Page 109

Foam Rifle Didn’t Know She Wasn’t There

            Dry as his eyes were, the princeling pomegranate, lank and tall like a single stalk of wheat, yet could focus, bullseye in, on the year gone by.
            “A year,” he thought, “A whole year gone by since that day.  I remember it distinctly.  To be so old that one can play with years like discrete building blocks…” he trailed away before he began speaking commonplaces, which he feared, of course, being a spider plug’s son.
            “You’re not that old.  You’re a young man yet.” Dynah reminded him.  To be reminded, however, is to have something you already know thrust before your consciousness.  Did Rectomike already know that he was still (relatively speaking) young?  Did he only realize it, distinctions being made between these two aspects of knowing?  Certainly he felt old as he examined the illuminated outline of the woman’s corpse.

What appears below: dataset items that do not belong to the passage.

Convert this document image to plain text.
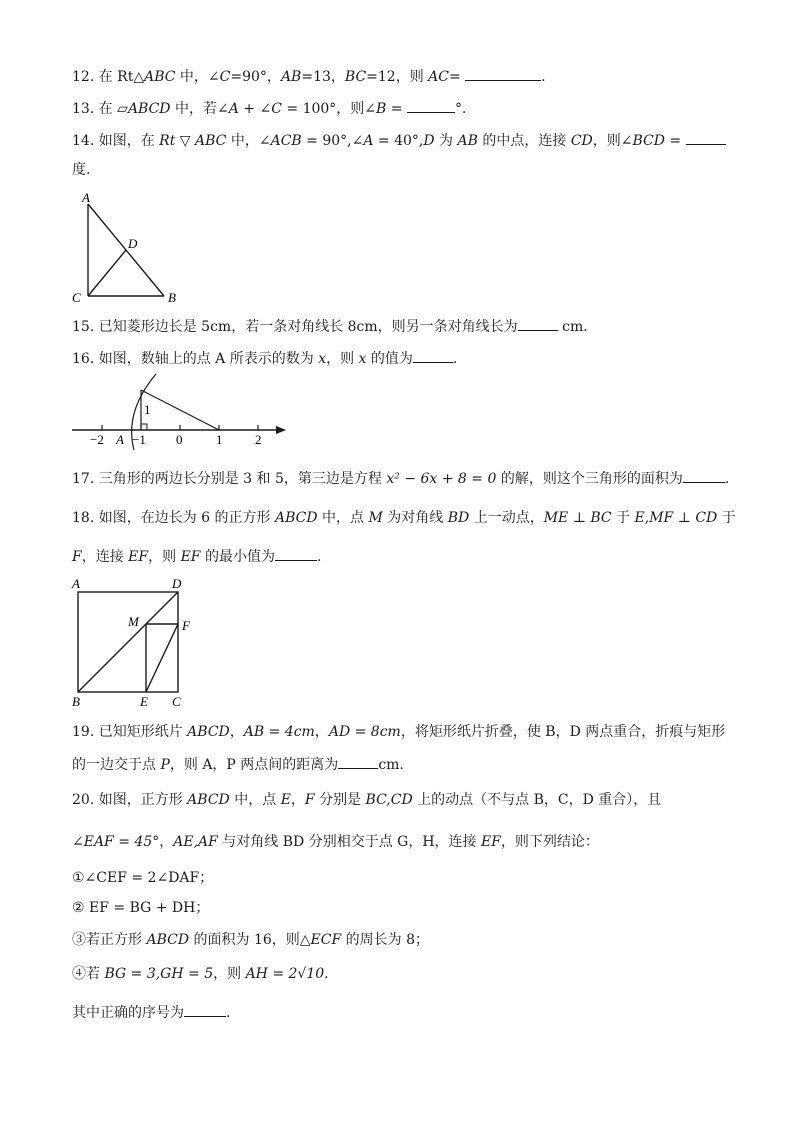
12. 在 Rt△ABC 中，∠C=90°，AB=13，BC=12，则 AC=	.
13. 在 ▱ABCD 中，若∠A + ∠C = 100°，则∠B =	°．
14. 如图，在 Rt ▽ ABC 中，∠ACB = 90°,∠A = 40°,D 为 AB 的中点，连接 CD，则∠BCD =
度.
A
D
C	B
15. 已知菱形边长是 5cm，若一条对角线长 8cm，则另一条对角线长为	cm．
16. 如图，数轴上的点 A 所表示的数为 x，则 x 的值为	.
1
−2 A −1 0	1	2
17. 三角形的两边长分别是 3 和 5，第三边是方程 x² − 6x + 8 = 0 的解，则这个三角形的面积为	.
18. 如图，在边长为 6 的正方形 ABCD 中，点 M 为对角线 BD 上一动点，ME ⊥ BC 于 E,MF ⊥ CD 于
F，连接 EF，则 EF 的最小值为	.
A	D
M	F
B	E C
19. 已知矩形纸片 ABCD，AB = 4cm，AD = 8cm，将矩形纸片折叠，使 B，D 两点重合，折痕与矩形
的一边交于点 P，则 A，P 两点间的距离为	cm.
20. 如图，正方形 ABCD 中，点 E，F 分别是 BC,CD 上的动点（不与点 B，C，D 重合），且
∠EAF = 45°，AE,AF 与对角线 BD 分别相交于点 G，H，连接 EF，则下列结论：
①∠CEF = 2∠DAF；
② EF = BG + DH；
③若正方形 ABCD 的面积为 16，则△ECF 的周长为 8；
④若 BG = 3,GH = 5，则 AH = 2√10.
其中正确的序号为	.
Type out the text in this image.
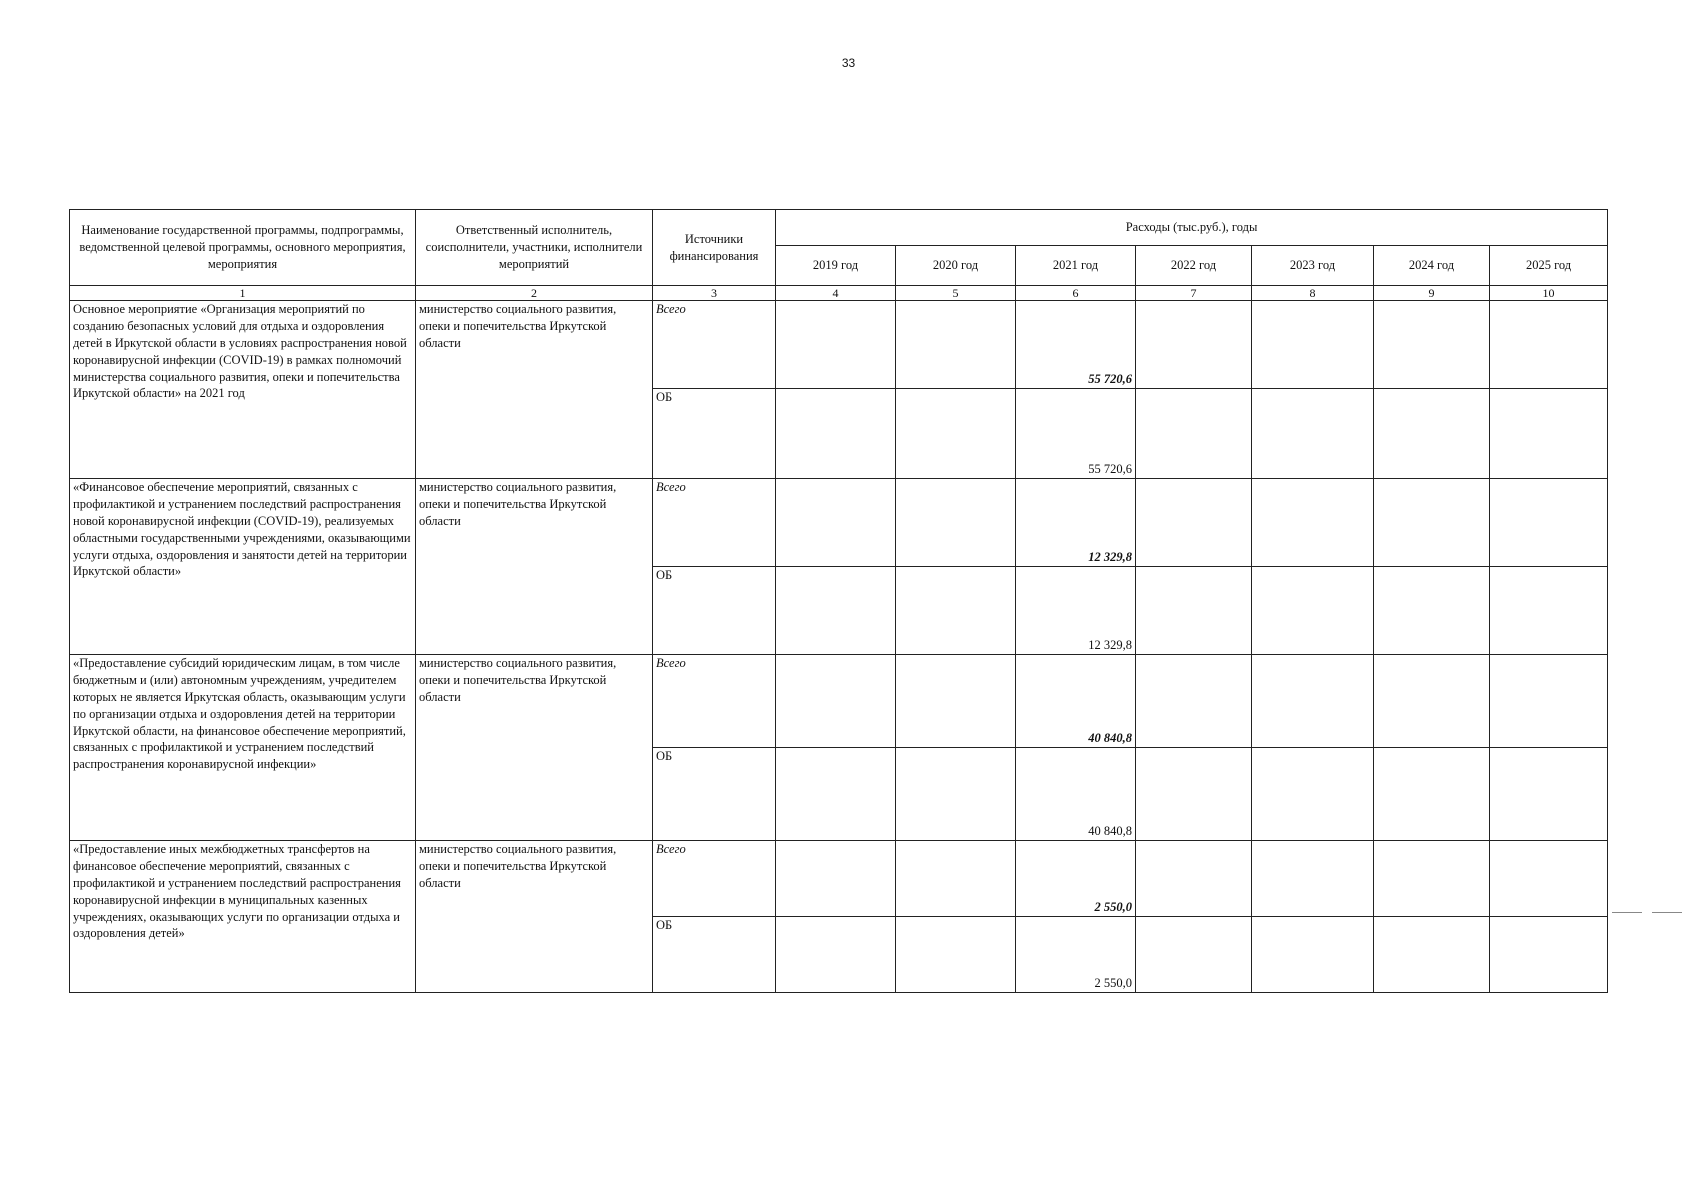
33
Наименование государственной программы, подпрограммы, ведомственной целевой программы, основного мероприятия, мероприятия	Ответственный исполнитель, соисполнители, участники, исполнители мероприятий	Источники финансирования	Расходы (тыс.руб.), годы						
			2019 год	2020 год	2021 год	2022 год	2023 год	2024 год	2025 год
1	2	3	4	5	6	7	8	9	10
Основное мероприятие «Организация мероприятий по созданию безопасных условий для отдыха и оздоровления детей в Иркутской области в условиях распространения новой коронавирусной инфекции (COVID-19) в рамках полномочий министерства социального развития, опеки и попечительства Иркутской области» на 2021 год	министерство социального развития, опеки и попечительства Иркутской области	Всего			55 720,6				
		ОБ			55 720,6				
«Финансовое обеспечение мероприятий, связанных с профилактикой и устранением последствий распространения новой коронавирусной инфекции (COVID-19), реализуемых областными государственными учреждениями, оказывающими услуги отдыха, оздоровления и занятости детей на территории Иркутской области»	министерство социального развития, опеки и попечительства Иркутской области	Всего			12 329,8				
		ОБ			12 329,8				
«Предоставление субсидий юридическим лицам, в том числе бюджетным и (или) автономным учреждениям, учредителем которых не является Иркутская область, оказывающим услуги по организации отдыха и оздоровления детей на территории Иркутской области, на финансовое обеспечение мероприятий, связанных с профилактикой и устранением последствий распространения коронавирусной инфекции»	министерство социального развития, опеки и попечительства Иркутской области	Всего			40 840,8				
		ОБ			40 840,8				
«Предоставление иных межбюджетных трансфертов на финансовое обеспечение мероприятий, связанных с профилактикой и устранением последствий распространения коронавирусной инфекции в муниципальных казенных учреждениях, оказывающих услуги по организации отдыха и оздоровления детей»	министерство социального развития, опеки и попечительства Иркутской области	Всего			2 550,0				
		ОБ			2 550,0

            “Shot with a foam rifle,” judged one of the police.
            “Really.”  Rectomike rose to his full height again.  “Really.”  He slapped the word on the table like a wet cut of meat.  He wanted to say it again and again, to make a wet, slapping noise with that word until it became evident to a police type person even that he already knew it was a foam rifle, that everybody knew it was a foam rifle already.
            “What they don’t know,” Anthony confided to a fellow doodah, “Is if a foam rifle is made of foam, or if it shoots foam, in some form or another.”
            “Anthony,” I said, deadly as a cobra’s fart, “Don’t come into one of my stories ever again.”